Muchos recuerdos gratos me reviven al recordar los rostros de aquellos africanos pacientes, con semblante dolorido, y siempre agradecidos.
En aquellos momentos creí ser el salvador de África, el bienaventurado que acudía en su auxilio. Participé en expediciones médicas que brillaban tanto por la voluntad de sus colaboradores, como por el desbarajuste de su organización.
Clínicas itinerantes recreadas en los lugares más insalubres. Búsqueda de enfermos, con la voracidad del santurrón sanador. Incomprensión de los humildes, que nos observaban como esperanzas ambulantes, difuminadas en nuestra repentina marcha.
Por las noches, en aquellas tierras lejanas, donde la arena del desierto se adentraba en la terraza del bar-chabola, la cerveza, Guiness, negra y áspera, reconfortaba los logros en la atención médica. Las sonrisas, nuestras miradas cómplices, nos sumían en satisfacción grupal.
En la profundidad de la noche apacible y estrellada, reflexiones llenaban la intimidad de nuestras mentes: ¿Qué sería de estos pobres moribundos sin nuestra inestimable ayuda?, ¿sin nuestra consciente búsqueda de la penuria de sus extrañas enfermedades?
¿Consciente?
Nos consideramos conscientes por nuestra educación, por la facilidad de prosperar en nuestras vidas occidentales, por pertenecer al bando “materialista” de quienes acuden altruistamente a ayudar a los desfavorecidos.
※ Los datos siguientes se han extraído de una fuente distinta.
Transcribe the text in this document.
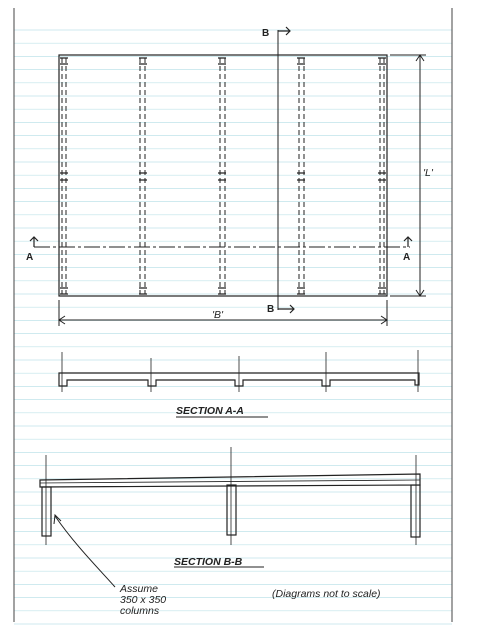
B
B
A	A
'B'
'L'
SECTION A-A
SECTION B-B
Assume
350 x 350
columns
(Diagrams not to scale)
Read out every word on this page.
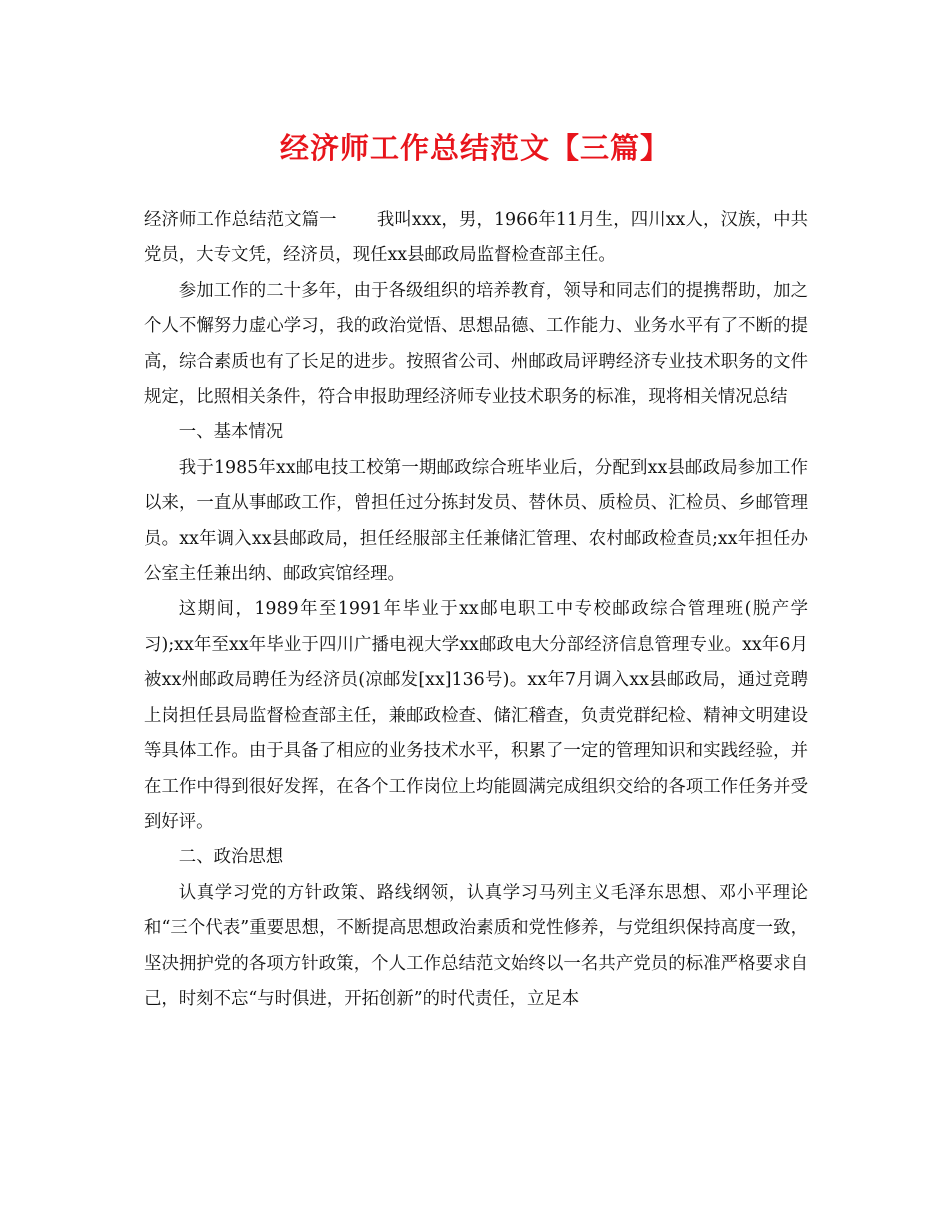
经济师工作总结范文【三篇】

经济师工作总结范文篇一 我叫xxx，男，1966年11月生，四川xx人，汉族，中共党员，大专文凭，经济员，现任xx县邮政局监督检查部主任。

参加工作的二十多年，由于各级组织的培养教育，领导和同志们的提携帮助，加之个人不懈努力虚心学习，我的政治觉悟、思想品德、工作能力、业务水平有了不断的提高，综合素质也有了长足的进步。按照省公司、州邮政局评聘经济专业技术职务的文件规定，比照相关条件，符合申报助理经济师专业技术职务的标准，现将相关情况总结

一、基本情况

我于1985年xx邮电技工校第一期邮政综合班毕业后，分配到xx县邮政局参加工作以来，一直从事邮政工作，曾担任过分拣封发员、替休员、质检员、汇检员、乡邮管理员。xx年调入xx县邮政局，担任经服部主任兼储汇管理、农村邮政检查员;xx年担任办公室主任兼出纳、邮政宾馆经理。

这期间，1989年至1991年毕业于xx邮电职工中专校邮政综合管理班(脱产学习);xx年至xx年毕业于四川广播电视大学xx邮政电大分部经济信息管理专业。xx年6月被xx州邮政局聘任为经济员(凉邮发[xx]136号)。xx年7月调入xx县邮政局，通过竞聘上岗担任县局监督检查部主任，兼邮政检查、储汇稽查，负责党群纪检、精神文明建设等具体工作。由于具备了相应的业务技术水平，积累了一定的管理知识和实践经验，并在工作中得到很好发挥，在各个工作岗位上均能圆满完成组织交给的各项工作任务并受到好评。

二、政治思想

认真学习党的方针政策、路线纲领，认真学习马列主义毛泽东思想、邓小平理论和“三个代表”重要思想，不断提高思想政治素质和党性修养，与党组织保持高度一致，坚决拥护党的各项方针政策，个人工作总结范文始终以一名共产党员的标准严格要求自己，时刻不忘“与时俱进，开拓创新”的时代责任，立足本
Aunque mis pensamientos más profundos me transportaban a rememorar nuestra inconsciencia, marcada por las circunstancias cercanas, la cual nos hace ver normal aquello que acompaña nuestras vidas, aquello que simplemente marca las pautas de nuestra conducta. La misma inconsciencia de nuestra mente, atada a las circunstancias de nuestras carencias, que nos conduce a realizar actitudes dantescas, que alivien nuestros desconcertados sentimientos.
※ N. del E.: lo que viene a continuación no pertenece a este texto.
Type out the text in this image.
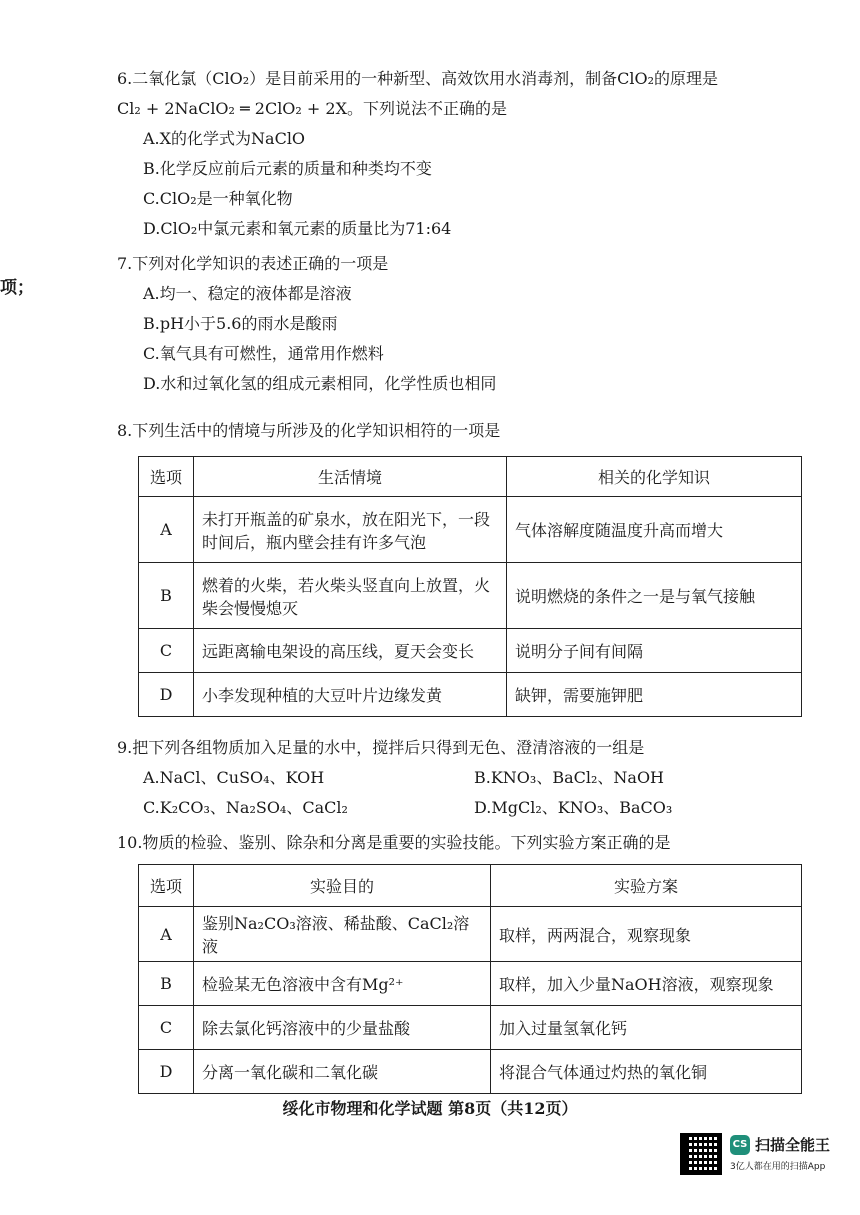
项；
6.二氧化氯（ClO₂）是目前采用的一种新型、高效饮用水消毒剂，制备ClO₂的原理是
Cl₂ + 2NaClO₂ ═ 2ClO₂ + 2X。下列说法不正确的是
A.X的化学式为NaClO
B.化学反应前后元素的质量和种类均不变
C.ClO₂是一种氧化物
D.ClO₂中氯元素和氧元素的质量比为71:64
7.下列对化学知识的表述正确的一项是
A.均一、稳定的液体都是溶液
B.pH小于5.6的雨水是酸雨
C.氧气具有可燃性，通常用作燃料
D.水和过氧化氢的组成元素相同，化学性质也相同
8.下列生活中的情境与所涉及的化学知识相符的一项是
选项	生活情境	相关的化学知识
A	未打开瓶盖的矿泉水，放在阳光下，一段时间后，瓶内壁会挂有许多气泡	气体溶解度随温度升高而增大
B	燃着的火柴，若火柴头竖直向上放置，火柴会慢慢熄灭	说明燃烧的条件之一是与氧气接触
C	远距离输电架设的高压线，夏天会变长	说明分子间有间隔
D	小李发现种植的大豆叶片边缘发黄	缺钾，需要施钾肥
9.把下列各组物质加入足量的水中，搅拌后只得到无色、澄清溶液的一组是
A.NaCl、CuSO₄、KOH	B.KNO₃、BaCl₂、NaOH
C.K₂CO₃、Na₂SO₄、CaCl₂	D.MgCl₂、KNO₃、BaCO₃
10.物质的检验、鉴别、除杂和分离是重要的实验技能。下列实验方案正确的是
选项	实验目的	实验方案
A	鉴别Na₂CO₃溶液、稀盐酸、CaCl₂溶液	取样，两两混合，观察现象
B	检验某无色溶液中含有Mg²⁺	取样，加入少量NaOH溶液，观察现象
C	除去氯化钙溶液中的少量盐酸	加入过量氢氧化钙
D	分离一氧化碳和二氧化碳	将混合气体通过灼热的氧化铜
绥化市物理和化学试题 第8页（共12页）
CS 扫描全能王
3亿人都在用的扫描App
Años después analizo las expediciones médicas en las cuales participé, ya que no se realizaron en zonas catastróficas, ni de conflictos bélicos. Más bien fuimos a lugares recónditos y humildes, donde imperaba la falta de recursos, donde las carencias alimenticias, el desarraigo familiar, y las enfermedades son hábitos ya acomodados, en la normalidad del día a día, en la cotidianeidad de las vidas de tantos y tantos africanos. En esas aldeas rurales de casas de barro, en esas otras barriadas de chabolas afinadas entorno a las macro urbes, deseamos implementar nuestra huella más profunda, como vestigio solidario. Deseamos ser reconocidos para la posteridad. Sin suponer, ni predecir la esterilidad futura de nuestras inocentes acciones.
Terminemos con el espectáculo. Terminemos con lo llamativo de las expediciones salvíficas en zonas donde la necesidad de desarrollo exige actuaciones de desarrollo sostenibles en el tiempo, y no expediciones esporádicas.
El reto de un mundo más global nos debe de llevar a la comprensión de lo otro, de lo diferente, como algo tan maravilloso como lo propio”.